The student activists have publicly pressured Cooper – the state’s leading Democratic officeholder, and a likely candidate for governor in 2016 – to take their side. Earlier this month, they staged marches in the Triangle that concluded with a mock funeral outside his office in Raleigh.
The group reacted angrily Thursday.
“Attorney General Roy Cooper has thrown immigrant students under the bus,” the group said in a statement released to the news media. “Democrat Roy Cooper follows a line of Democratic politicians putting politics over policy when it comes to immigrant students.” The reference was to then-Lt. Gov. Walter Dalton voting against allowing students without legal status to enroll in community colleges, and to Sen. Kay Hagan opposing the federal DREAM Act conditional residency bill.
The letter, signed by two attorneys in Cooper’s office on Wednesday, is not a formal opinion and is not binding on the educational systems. It was written in response to a request from state Rep. Marcus Brandon, a Democrat from High Point who is running for Congress in the 12th District, in December seeking guidance.
It was Brandon’s proposed legislation, House Bill 904, that went nowhere last year.
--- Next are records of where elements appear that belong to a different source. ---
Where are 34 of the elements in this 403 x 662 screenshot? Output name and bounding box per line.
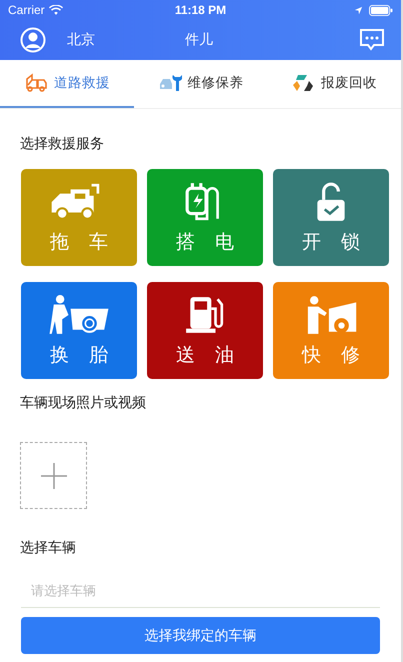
message-icon[interactable] (359, 28, 385, 52)
service-label: 搭 电 (176, 230, 234, 254)
service-label: 开 锁 (302, 230, 360, 254)
tab[interactable]: 报废回收 (267, 60, 401, 108)
tow-truck-icon (24, 73, 48, 93)
section-heading: 车辆现场照片或视频 (19, 394, 147, 412)
service-label: 换 胎 (50, 342, 108, 368)
tab[interactable]: 道路救援 (0, 60, 134, 108)
service-tile[interactable]: 换 胎 (21, 282, 137, 379)
plus-icon (40, 462, 66, 488)
tire-change-icon (47, 294, 111, 336)
app-title: 件儿 (185, 31, 214, 49)
service-label: 拖 车 (50, 230, 108, 254)
service-tile[interactable]: 搭 电 (147, 169, 263, 266)
service-label: 送 油 (176, 342, 234, 368)
car-wrench-icon (158, 73, 182, 93)
location-arrow-icon (354, 6, 363, 14)
battery-icon (369, 4, 393, 16)
avatar-icon[interactable] (20, 27, 46, 53)
service-tile[interactable]: 快 修 (273, 282, 389, 379)
service-tile[interactable]: 送 油 (147, 282, 263, 379)
city-label[interactable]: 北京 (67, 31, 95, 49)
service-tile[interactable]: 拖 车 (21, 169, 137, 266)
service-tile[interactable]: 开 锁 (273, 169, 389, 266)
carrier-label: Carrier (8, 3, 45, 17)
bind-vehicle-button[interactable]: 选择我绑定的车辆 (21, 617, 380, 654)
tab[interactable]: 维修保养 (134, 60, 268, 108)
clock-time: 11:18 PM (174, 3, 226, 17)
service-label: 快 修 (302, 342, 360, 368)
section-heading: 选择车辆 (19, 539, 77, 557)
upload-button[interactable] (20, 442, 87, 509)
wifi-icon (48, 4, 63, 16)
recycle-icon (291, 73, 316, 93)
section-heading: 选择救援服务 (19, 135, 105, 153)
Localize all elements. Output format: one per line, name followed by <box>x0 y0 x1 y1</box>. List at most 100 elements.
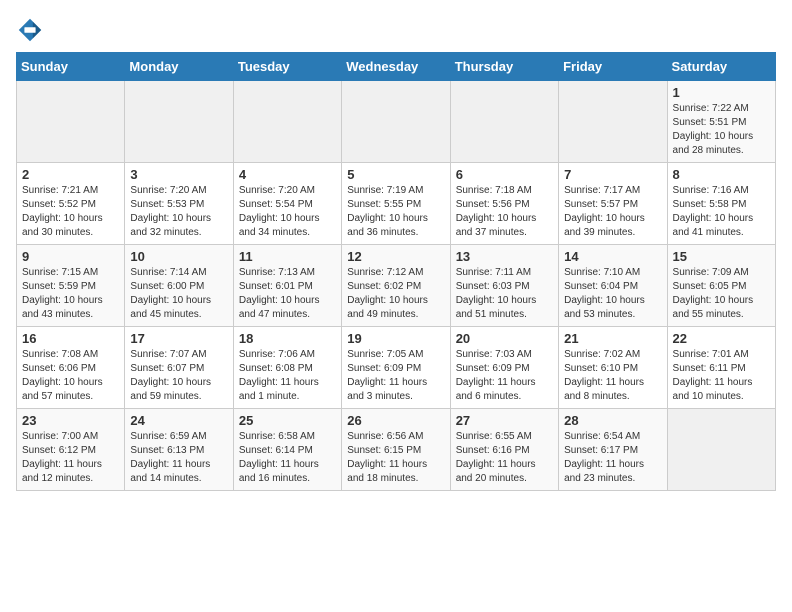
weekday-header-row: SundayMondayTuesdayWednesdayThursdayFrid… <box>17 53 776 81</box>
day-info: Sunrise: 7:19 AM Sunset: 5:55 PM Dayligh… <box>347 184 444 240</box>
day-info: Sunrise: 7:05 AM Sunset: 6:09 PM Dayligh… <box>347 348 444 404</box>
calendar-cell: 6 Sunrise: 7:18 AM Sunset: 5:56 PM Daylig… <box>450 163 558 245</box>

On Thursday, Brandon said he hoped people would encourage their legislators to back the bill.
“I’m disappointed in the fact that we have a policy in the state of North Carolina that says we will give students enough education to be low-skilled workers, but anything beyond that is illegal,” he said. “I think that’s hypocritical and an injustice.”
N.C. LISTEN, which advocates for more controls on immigration, praised the attorney general’s position as a good start.
“We’re going to continue to work to deny access to them even as out-of-state students,” said Ron Woodard, the director. “Every illegal alien that gets into our universities will displace an American citizen who is also qualified.”
The DACA program – begun by President Barack Obama in 2012 – awards temporary resident status to immigrants’ children who find themselves without legal status. That can occur if their parents came into the country illegally, or if they overstayed their visa status or otherwise violated visa conditions. If accepted, the children receive two-year deferments from deportation and must meet certain requirements, including being in school or having graduated from high school.
UNC-CH tuition and fees for out-of-state students is currently almost $30,000 a year, contrasted with about $8,000 for North Carolina residents.
Federal law prohibits a student without legal status from receiving in-state tuition, except for those whose deportation has been delayed under DACA in states that allow that benefit, the attorneys wrote. North Carolina law requires a student to be a legal resident for at least a year before gaining eligibility for in-state tuition.
Last year, the attorney general issued an opinion that allowed DACA students to receive driver’s licenses for at least the two-year deferred-prosecution period. But that is a different legal issue, the attorneys wrote.
In that matter, DACA students were deemed to be “lawfully present” in the country during their deferral, which made them eligible to drive. But that does not make them legal residents for the purposes of determining tuition, the attorneys say.